The next great Republican will have to be someone we know but haven't seen. I'm imagining that person today.
The thing that the next great Republican will need to know, that quality that will distinguish him most has everything to do with his ability to draw a strong line between the role of morality in life and the use of moral power by the government. It is because this line has been blurred that Republicans have failed the Conservative movement. It is because this line has been blurred that Republicans are making mortal enemies of the center. It is because of this failure that the GOP is currently tearing itself apart.
What Conservative leaders seem to have failed to grasp is the extent to which they draw upon Christian themes and personal morality enables and empowers multiculturalism and the politicization of everyday life. When Conservatives insist that one's personal demeanor is integral to the effective morality of any office, they have breached a wall of modernity. They have broken a rule that is evident but unwritten. A man who swears and drinks may be a fine father, so long as he confines his salty personal behavior to appropriate times and places. But to accept and expect that the strengths of character attach to efficacy of leadership or respect for standards destroys in both directions.
We live in a time of cynicism - we are searching for heroes. This is a consequence of the fact that we have been betrayed. Reagan betrayed us by trading arms for hostages, and Oliver North betrayed us by running rogue operations in Central America. The slack we were willing to give these men because of their otherwise fine public character is exactly what gave them license to do dirt. William Casey's polluted ethos of plausible deniability showed its ultimate limits. What compartmentalization works for spies does not work for public figures. So there is a fine edge that cuts both ways. Too little comparmentalizations makes the personal political and give us license to behave as though a black man cannot know what a white woman knows. Too much compartmentalization gives rise to imbuing too much stake in appearances.
The successful party must seek to inform its constituency better on the proper conduct of the business of government. It is in this regard that the GOP has the advantage, but that advantage has been squantered by its opportunism once in office. Strongarm tactics used for party advantage rather than in fulfillment of a pledge to public service has tarnished whatever reputation the GOP might have had gained from its Contract With America, matters of term limits and its fresh approach to 'throwing the bums out'. That sentiment lies firmly with the Democrats, not because they have shown any brighter, bolder or more innovative ways and means to run government and get it to respond to the needs of the people, but because in the ways that ultimately mattered more, the Democrats appeared to be on the side of transparency whereas the Bush Administration seemed to cover up. In fact, both parties conduct their business in plain view of the public, but the one who can outwit the press and put the attention on dealings that can be roundly condemned will have the upper hand.
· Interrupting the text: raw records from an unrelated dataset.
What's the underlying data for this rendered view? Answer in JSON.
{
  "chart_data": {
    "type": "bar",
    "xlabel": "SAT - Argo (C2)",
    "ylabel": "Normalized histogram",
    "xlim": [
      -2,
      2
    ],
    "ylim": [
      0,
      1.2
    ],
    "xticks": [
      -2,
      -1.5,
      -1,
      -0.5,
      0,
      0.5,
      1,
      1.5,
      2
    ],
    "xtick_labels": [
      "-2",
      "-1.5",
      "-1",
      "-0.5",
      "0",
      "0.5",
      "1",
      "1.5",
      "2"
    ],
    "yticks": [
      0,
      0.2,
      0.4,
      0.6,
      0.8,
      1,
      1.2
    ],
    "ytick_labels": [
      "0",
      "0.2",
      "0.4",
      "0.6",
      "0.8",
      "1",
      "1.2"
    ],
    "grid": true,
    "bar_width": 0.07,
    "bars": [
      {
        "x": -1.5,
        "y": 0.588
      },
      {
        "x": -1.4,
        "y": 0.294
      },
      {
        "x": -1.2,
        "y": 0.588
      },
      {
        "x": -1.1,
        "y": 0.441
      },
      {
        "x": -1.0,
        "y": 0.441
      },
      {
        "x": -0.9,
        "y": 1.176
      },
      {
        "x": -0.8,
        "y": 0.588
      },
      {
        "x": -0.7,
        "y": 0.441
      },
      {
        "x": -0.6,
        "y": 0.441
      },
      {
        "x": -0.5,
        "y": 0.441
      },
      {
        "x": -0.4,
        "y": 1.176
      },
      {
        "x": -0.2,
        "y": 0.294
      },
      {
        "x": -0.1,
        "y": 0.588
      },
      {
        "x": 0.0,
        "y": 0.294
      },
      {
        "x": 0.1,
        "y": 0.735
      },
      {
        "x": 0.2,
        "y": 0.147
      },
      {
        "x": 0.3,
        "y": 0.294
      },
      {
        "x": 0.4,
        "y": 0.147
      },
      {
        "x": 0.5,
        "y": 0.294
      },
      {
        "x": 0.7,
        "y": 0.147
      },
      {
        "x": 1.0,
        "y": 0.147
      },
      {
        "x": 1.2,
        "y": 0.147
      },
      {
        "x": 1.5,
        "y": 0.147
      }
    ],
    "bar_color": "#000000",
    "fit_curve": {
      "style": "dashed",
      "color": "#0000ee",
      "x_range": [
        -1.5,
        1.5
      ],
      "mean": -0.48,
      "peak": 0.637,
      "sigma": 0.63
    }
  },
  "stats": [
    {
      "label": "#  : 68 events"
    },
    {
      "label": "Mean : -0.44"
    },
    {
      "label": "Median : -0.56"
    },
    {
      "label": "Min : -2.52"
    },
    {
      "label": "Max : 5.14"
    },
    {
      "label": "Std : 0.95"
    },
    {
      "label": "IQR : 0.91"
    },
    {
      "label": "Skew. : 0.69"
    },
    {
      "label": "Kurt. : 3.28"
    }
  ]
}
Most importantly, the Republicans need to take the Culture Wars in a new direction. At the moment, there is no way they cannot do so without putting a visible minority front and center. That is because the GOP needs the assistance of the major media in putting such issues in front of the people. Only by bringing issues of race, class and gender onto the front burner can Republicans overcome those stereotypes placed at their feet. The inevitable contradictions that will surface, whether they be obvious or of disengenuous faint praise, the boulder will begin rolling downhill. This augments the momentum initiated by what remains its own movement, the energy around Sarah Palin.
The Republican Party itself, in its various leadership councils needs to energize its various constituencies and establish an e pluribus unum around center-right priorities. Whenever the Republican Party can be stereotyped when it is convenient, the Left can rule the soundbites. When Ralph Reed ran the Christian Coalition, his role within the Big Tent was clear and had to be dealt with separately. These days, the coalitions have become ill-defined for their general support of the Bush agenda in various ways. So all Republicans had to be vaguely supportive of Bush, of the War, of pro-Life issues, of Second Amendment rights, against illegal immigration etc. The Republican Party needs individuals out front on each of these issues which appeal broadly to the Right without everyone being responsible for everything. This makes a robust Republican party which handles its own differences better and provides a variety of intelligent dissents which cannot be stereotyped.
That's what I see.
See also Posner.
...In the Republican Party these fall into three main groups: believers in (1) free markets, low taxes, and small government; (2) believers in tough criminal laws and a strong foreign policy; and (3) social (mainly religious) conservatives, who are hostile to abortion, gay marriage, pornography, and gun control. Groups (2) and (3) converge on hostility to illegal immigrants. Groups (1) and (2) are in some tension because a national security state requires big government and therefore high taxes. Group (1) is in tension with (3) because (1) is libertarian and (3) is regulatory.